1. 12

  2. 2

    To construct a list of bugs we could uniformly sample, we took a snapshot of all publicly available JavaScript projects on GitHub, with their closed issue reports. We uniformly selected a closed and linked issue, using the procedure described above and stopped sampling when we reached 400 bugs. The resulting corpus contains bugs from 398 projects, because two projects happened to have two bugs included in the corpus.

    One threat to validity they didn’t cover is that they didn’t control for testing practices, so we don’t know if the bugs were from well-tested projects or not.

    1. 3

      That is irrelevant to the method they used: take actual bugfix commits and see whether the bug would have been caught by static typing. If the project has tests or not does not matter, it had the bug and it needed to fix the bug in a commit. Static analysis is run before one commits.

      1. 2

        It’s irrelevant to their method but not their thesis.

        Evaluating static type systems against public bugs, which have survived testing and review, is conservative: it understates their effectiveness at detecting bugs during private development, not to mention their other benefits such as facilitating code search/completion and serving as documentation. Despite this uneven playing field, our central finding is that both static type systems find an important percentage of public bugs: both Flow 0.30 and TypeScript 2.0 successfully detect 15%!

        They haven’t demonstrated that these bugs survived testing, because they haven’t controlled for the prevalence of unit testing Javascript projects. Consider the extreme case where 0% of their 400 bugs came from tested projects. Then a viable objection would be “You don’t know whether or not static typing is that effective, because for all we know, all of those bugs and more would have been caught with the same investment of unit testing!”

        Don’t get me wrong, I was incredibly excited about this study until I noticed this. I want to finally have an answer to this debate, and I think studying gradual typing is the best way to find it. But I’m also a huge curmudgeon about these things and want to keep things absolutely watertight.

        Fortunately, the reviewers were wonderful enough to put their full list online. I clicked on four projects at random: two had some form of unit tests, two did not. Thinking of digging in deeper later.

        EDIT: just emailed them to get their cleaned-up data.

        1. 3

          … all of those bugs and more would have been caught with the same investment of unit testing!
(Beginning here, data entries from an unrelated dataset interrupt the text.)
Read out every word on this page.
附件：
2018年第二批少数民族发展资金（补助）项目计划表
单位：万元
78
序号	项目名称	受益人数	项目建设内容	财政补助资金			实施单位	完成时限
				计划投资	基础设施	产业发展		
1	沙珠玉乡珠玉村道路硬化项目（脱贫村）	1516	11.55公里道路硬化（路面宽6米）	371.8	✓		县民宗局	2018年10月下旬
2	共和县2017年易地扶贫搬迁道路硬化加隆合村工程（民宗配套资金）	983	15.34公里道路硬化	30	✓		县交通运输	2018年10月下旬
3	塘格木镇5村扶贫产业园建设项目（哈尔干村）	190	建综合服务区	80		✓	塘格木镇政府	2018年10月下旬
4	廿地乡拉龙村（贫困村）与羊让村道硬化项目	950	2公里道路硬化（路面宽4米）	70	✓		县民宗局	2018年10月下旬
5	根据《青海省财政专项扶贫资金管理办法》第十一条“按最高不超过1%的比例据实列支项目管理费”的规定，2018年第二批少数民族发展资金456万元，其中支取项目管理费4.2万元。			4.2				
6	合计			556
          Surely not the same investment? These are all bugs they fixed with a typechecker + within ten minutes of coding. It’s fair to say that adding those few judicious annotations and typechecking in the first place would have prevented those bugs in less than half the time each. In fact, it’s hard to believe a single unit test could provide even the same level of guarantee that one static type would provide. So I can’t bring myself to believe that this basic typechecking would have been the same or greater investment.

          1. 2

            To be clear, I personally find this pretty exciting evidence, but there’s been a lot of research on this topic that misses some critical objection that muddles it. And if there’s one thing physics has taught me, it’s that common sense is a lying bastard ;) That’s why I like research as hardened as possible.

            Re testing, there’s a couple of arguments you could make here. One is that unit tests can catch logic problems in addition to type errors, so maybe you could get the type-checking “free” in your unit tests. Another is that while unit tests are pretty high investment per test, they’re also among the least powerful testing tools you have! But what about something like Quickcheck?
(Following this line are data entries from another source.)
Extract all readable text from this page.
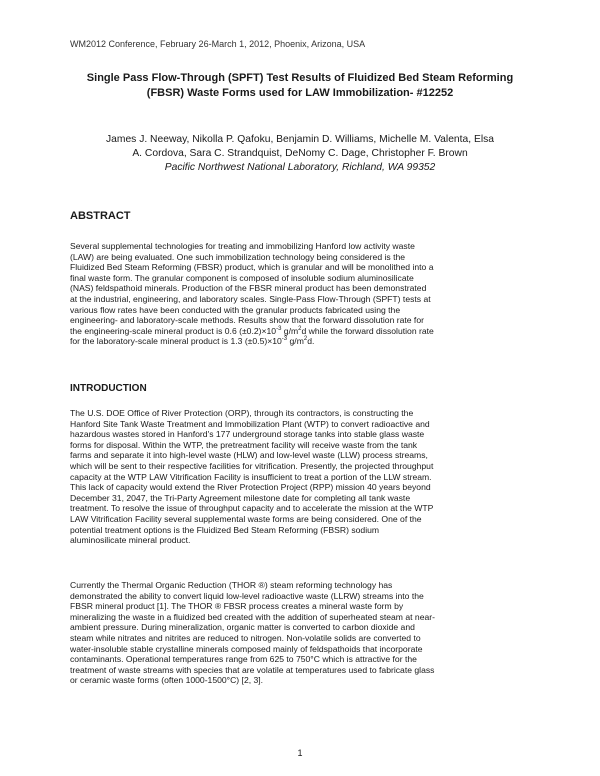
WM2012 Conference, February 26-March 1, 2012, Phoenix, Arizona, USA
Single Pass Flow-Through (SPFT) Test Results of Fluidized Bed Steam Reforming
(FBSR) Waste Forms used for LAW Immobilization- #12252
James J. Neeway, Nikolla P. Qafoku, Benjamin D. Williams, Michelle M. Valenta, Elsa
A. Cordova, Sara C. Strandquist, DeNomy C. Dage, Christopher F. Brown
Pacific Northwest National Laboratory, Richland, WA 99352
ABSTRACT
Several supplemental technologies for treating and immobilizing Hanford low activity waste
(LAW) are being evaluated. One such immobilization technology being considered is the
Fluidized Bed Steam Reforming (FBSR) product, which is granular and will be monolithed into a
final waste form. The granular component is composed of insoluble sodium aluminosilicate
(NAS) feldspathoid minerals. Production of the FBSR mineral product has been demonstrated
at the industrial, engineering, and laboratory scales. Single-Pass Flow-Through (SPFT) tests at
various flow rates have been conducted with the granular products fabricated using the
engineering- and laboratory-scale methods. Results show that the forward dissolution rate for
the engineering-scale mineral product is 0.6 $(\pm 0.2)\times 10^{-3}$ $g/m^2d$ while the forward dissolution rate
for the laboratory-scale mineral product is 1.3 $(\pm 0.5)\times 10^{-3}$ $g/m^2d$.
INTRODUCTION
The U.S. DOE Office of River Protection (ORP), through its contractors, is constructing the
Hanford Site Tank Waste Treatment and Immobilization Plant (WTP) to convert radioactive and
hazardous wastes stored in Hanford's 177 underground storage tanks into stable glass waste
forms for disposal. Within the WTP, the pretreatment facility will receive waste from the tank
farms and separate it into high-level waste (HLW) and low-level waste (LLW) process streams,
which will be sent to their respective facilities for vitrification. Presently, the projected throughput
capacity at the WTP LAW Vitrification Facility is insufficient to treat a portion of the LLW stream.
This lack of capacity would extend the River Protection Project (RPP) mission 40 years beyond
December 31, 2047, the Tri-Party Agreement milestone date for completing all tank waste
treatment. To resolve the issue of throughput capacity and to accelerate the mission at the WTP
LAW Vitrification Facility several supplemental waste forms are being considered. One of the
potential treatment options is the Fluidized Bed Steam Reforming (FBSR) sodium
aluminosilicate mineral product.
Currently the Thermal Organic Reduction (THOR ®) steam reforming technology has
demonstrated the ability to convert liquid low-level radioactive waste (LLRW) streams into the
FBSR mineral product [1]. The THOR ® FBSR process creates a mineral waste form by
mineralizing the waste in a fluidized bed created with the addition of superheated steam at near-
ambient pressure. During mineralization, organic matter is converted to carbon dioxide and
steam while nitrates and nitrites are reduced to nitrogen. Non-volatile solids are converted to
water-insoluble stable crystalline minerals composed mainly of feldspathoids that incorporate
contaminants. Operational temperatures range from 625 to 750°C which is attractive for the
treatment of waste streams with species that are volatile at temperatures used to fabricate glass
or ceramic waste forms (often 1000-1500°C) [2, 3].
1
            That’s why I think it’s worth, at the very least, reviewing the testing infra these projects had. If it turns out that they all had extensive testing, that’s a slam-dunk for typechecking. If none of them did, it’d be worth doing another experiment to see how much time you need to cover the same bugs with tests.
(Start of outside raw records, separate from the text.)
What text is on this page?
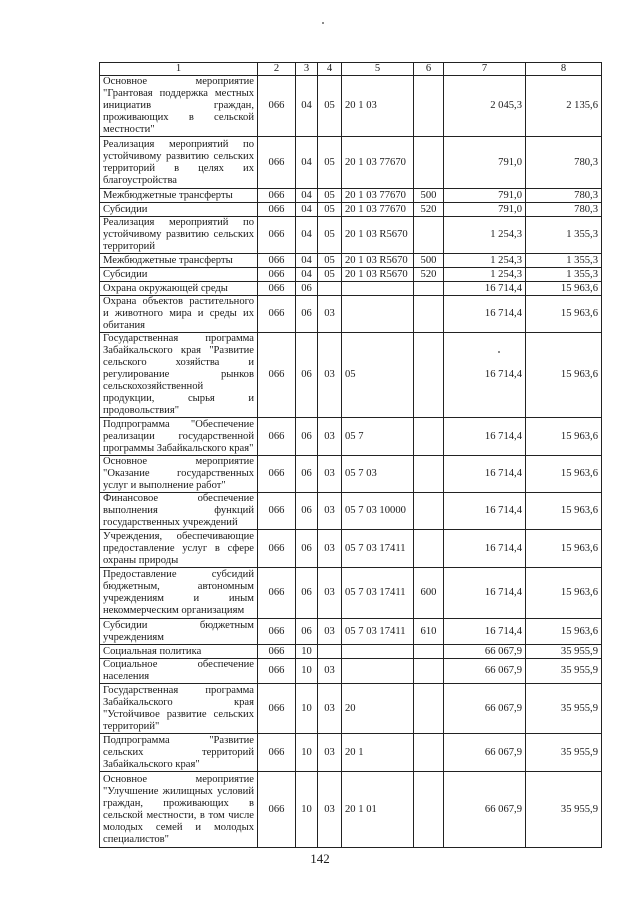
1	2	3	4	5	6	7	8
Основное мероприятие "Грантовая поддержка местных инициатив граждан, проживающих в сельской местности"	066	04	05	20 1 03		2 045,3	2 135,6
Реализация мероприятий по устойчивому развитию сельских территорий в целях их благоустройства	066	04	05	20 1 03 77670		791,0	780,3
Межбюджетные трансферты	066	04	05	20 1 03 77670	500	791,0	780,3
Субсидии	066	04	05	20 1 03 77670	520	791,0	780,3
Реализация мероприятий по устойчивому развитию сельских территорий	066	04	05	20 1 03 R5670		1 254,3	1 355,3
Межбюджетные трансферты	066	04	05	20 1 03 R5670	500	1 254,3	1 355,3
Субсидии	066	04	05	20 1 03 R5670	520	1 254,3	1 355,3
Охрана окружающей среды	066	06				16 714,4	15 963,6
Охрана объектов растительного и животного мира и среды их обитания	066	06	03			16 714,4	15 963,6
Государственная программа Забайкальского края "Развитие сельского хозяйства и регулирование рынков сельскохозяйственной продукции, сырья и продовольствия"	066	06	03	05		16 714,4	15 963,6
Подпрограмма "Обеспечение реализации государственной программы Забайкальского края"	066	06	03	05 7		16 714,4	15 963,6
Основное мероприятие "Оказание государственных услуг и выполнение работ"	066	06	03	05 7 03		16 714,4	15 963,6
Финансовое обеспечение выполнения функций государственных учреждений	066	06	03	05 7 03 10000		16 714,4	15 963,6
Учреждения, обеспечивающие предоставление услуг в сфере охраны природы	066	06	03	05 7 03 17411		16 714,4	15 963,6
Предоставление субсидий бюджетным, автономным учреждениям и иным некоммерческим организациям	066	06	03	05 7 03 17411	600	16 714,4	15 963,6
Субсидии бюджетным учреждениям	066	06	03	05 7 03 17411	610	16 714,4	15 963,6
Социальная политика	066	10				66 067,9	35 955,9
Социальное обеспечение населения	066	10	03			66 067,9	35 955,9
Государственная программа Забайкальского края "Устойчивое развитие сельских территорий"	066	10	03	20		66 067,9	35 955,9
Подпрограмма "Развитие сельских территорий Забайкальского края"	066	10	03	20 1		66 067,9	35 955,9
Основное мероприятие "Улучшение жилищных условий граждан, проживающих в сельской местности, в том числе молодых семей и молодых специалистов"	066	10	03	20 1 01		66 067,9	35 955,9
142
            There’s a couple of tests (haha) I’m planning on running:

            1. Of the files with bugs, how many were imported into files with ‘test’ or ‘spec’ in their name? This should give us a rough lower bound of test coverage.
            2. Of the commits that fixed bugs, how many also added a covering unit test? This should give us a rough upper bound of test coverage.

            Another fun idea might be to look at projects with low and high test coverage and see how many intra-project issues could have been fixed with a type-checker.